Kaufman also pointed to consistent backing from Asian democracies such as South Korea, Japan, Taiwan, and Singapore, whose strategic outlooks—rooted in security realism rather than ideological abstraction—leave little tolerance for romanticized narratives about extremist movements.
The overarching theme of Kaufman’s interview, as summarized in the VIN News report, is that the United States may now be experiencing the early stages of what he calls an “American Intifada”: not a violent uprising, but a cultural and ideological revolt against the legitimacy of Jewish self-determination.
This new phase, he argues, draws strength from three converging factors: The dominance of racial ideology in progressive politics, a widespread cognitive dissonance that erases inconvenient facts and a generation of students trained to prioritize identity narratives above empirical truth.
The result is a worldview in which Israel is automatically suspect—even when it is the victim of the most barbaric massacre of Jews since the Holocaust—and Hamas is cast as a symbol of resistance, even when it commits atrocities that shock the conscience.
Kaufman believes the country is at a crossroads.
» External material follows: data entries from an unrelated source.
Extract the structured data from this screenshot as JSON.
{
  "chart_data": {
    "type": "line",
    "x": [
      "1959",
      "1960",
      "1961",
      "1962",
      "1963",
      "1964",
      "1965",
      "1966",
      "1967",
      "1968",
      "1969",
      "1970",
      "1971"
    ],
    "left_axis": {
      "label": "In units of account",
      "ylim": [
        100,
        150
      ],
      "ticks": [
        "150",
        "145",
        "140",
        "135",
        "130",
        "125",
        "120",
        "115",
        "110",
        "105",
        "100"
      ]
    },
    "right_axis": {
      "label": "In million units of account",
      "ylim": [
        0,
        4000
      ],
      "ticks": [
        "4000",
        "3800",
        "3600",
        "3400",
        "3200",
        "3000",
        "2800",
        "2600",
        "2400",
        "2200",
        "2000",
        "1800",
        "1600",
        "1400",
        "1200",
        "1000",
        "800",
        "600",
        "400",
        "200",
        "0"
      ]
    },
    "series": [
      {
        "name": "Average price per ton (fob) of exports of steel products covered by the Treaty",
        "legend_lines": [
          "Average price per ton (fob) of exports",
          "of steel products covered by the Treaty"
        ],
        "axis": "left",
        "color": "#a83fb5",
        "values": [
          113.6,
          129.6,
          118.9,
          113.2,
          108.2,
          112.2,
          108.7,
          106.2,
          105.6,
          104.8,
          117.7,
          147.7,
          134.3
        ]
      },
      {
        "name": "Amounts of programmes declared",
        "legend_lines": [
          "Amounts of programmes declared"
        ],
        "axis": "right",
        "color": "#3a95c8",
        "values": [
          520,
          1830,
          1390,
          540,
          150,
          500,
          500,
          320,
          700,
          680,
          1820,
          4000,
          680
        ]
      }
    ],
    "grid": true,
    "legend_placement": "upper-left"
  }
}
The ideological forces unleashed after October 7 are powerful, emotionally intoxicating, and institutionally entrenched. But he maintains hope that a renewed commitment to truth, history, and moral clarity can counter the rising tide.
As the interview concluded, Kaufman offered a somber assessment of what lies ahead.
“We are facing a new antisemitism,” he said. “It wears the clothing of social justice, but its heart is ancient hatred.”
His warning is not simply about Israel’s military struggle or its political battles abroad. It is about a deeper conflict unfolding within the intellectual and moral life of the Western world.
Kaufman’s American Intifada aims to confront that crisis head-on. If the response to October 7 is any indication, the debate it sparks will be both urgent and unavoidable.